Introduction: Bilateral adrenal mass presents a unique diagnostic challenge and carries additional risk of being metastasis. The differential diagnosis of bilateral adrenal mass include primary or secondary neoplastic disorders (adrenocortical carcinoma, lymphoma, metastases), pheochromocytoma, longstanding congenital adrenal hyperplasia and macronodular adrenal hyperplasia, infections such as tuberculosis, histoplasmosis and blastomycosis.

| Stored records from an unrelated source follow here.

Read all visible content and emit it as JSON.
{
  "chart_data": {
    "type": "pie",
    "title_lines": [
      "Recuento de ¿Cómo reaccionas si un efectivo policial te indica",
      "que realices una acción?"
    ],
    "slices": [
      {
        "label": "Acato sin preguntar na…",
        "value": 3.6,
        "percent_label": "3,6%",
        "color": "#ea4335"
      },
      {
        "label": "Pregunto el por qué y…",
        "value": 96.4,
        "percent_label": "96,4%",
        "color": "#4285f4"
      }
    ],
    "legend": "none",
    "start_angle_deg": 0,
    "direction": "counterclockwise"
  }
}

Case: Thirty-five year-old male presented with weight loss, fever, emesis and headache. Laboratory findings showed hyperkalemia, hyponatremia, low cortisol serum levels and significantly elevated ACTH, CRP serum levels and ESR. Glucocorticoid treatment was initiated immediately. For evaluation of etiology of severe weight loss, CT disclosed bilateral adrenal mass, milimetric pulmonary nodules and cerebral-cerebellar nodulary lesions. Upon investigation, the patient complained testicular pain and swelling, and physical examination illustrated testicular mass ultrasound revealed epididimal thickening, heterogeneity and ductal hypoechoic nodulary lesions. For differential diagnosis, PET CT scan was performed and high adrenal mass uptakes (SUVmax:18,4)compatible with malignancies was detected. In the search for a definitive diagnosis, between metastatic adrenal carcinoma, metastatic carcinoma of unknown origin (lung, malignant melanoma etc.) and infectious causes, ultrasound guided fine needle aspiration biopsy of the adrenal mass was carried out. Histopathological examination demonstrated necrotizing granulomatous inflammation consistent with tuberculosis. Anti-tuberculosis treatment was started as soon as possible and the patient had a remarkable recovery through several months.

Conclusions: The most common causes of Addison’s disease are idiopathic adrenal atrophy and adrenal tuberculosis. Globally, Tuberculosis prevalence decreases and it is reported that TB prevalence in 2015 was 42% lower than it used to be in 1990. However, tuberculosis is still an important health problem. Adrenal tuberculosis should be taken into consideration when adrenal failure and bilateral adrenal involvement is detected.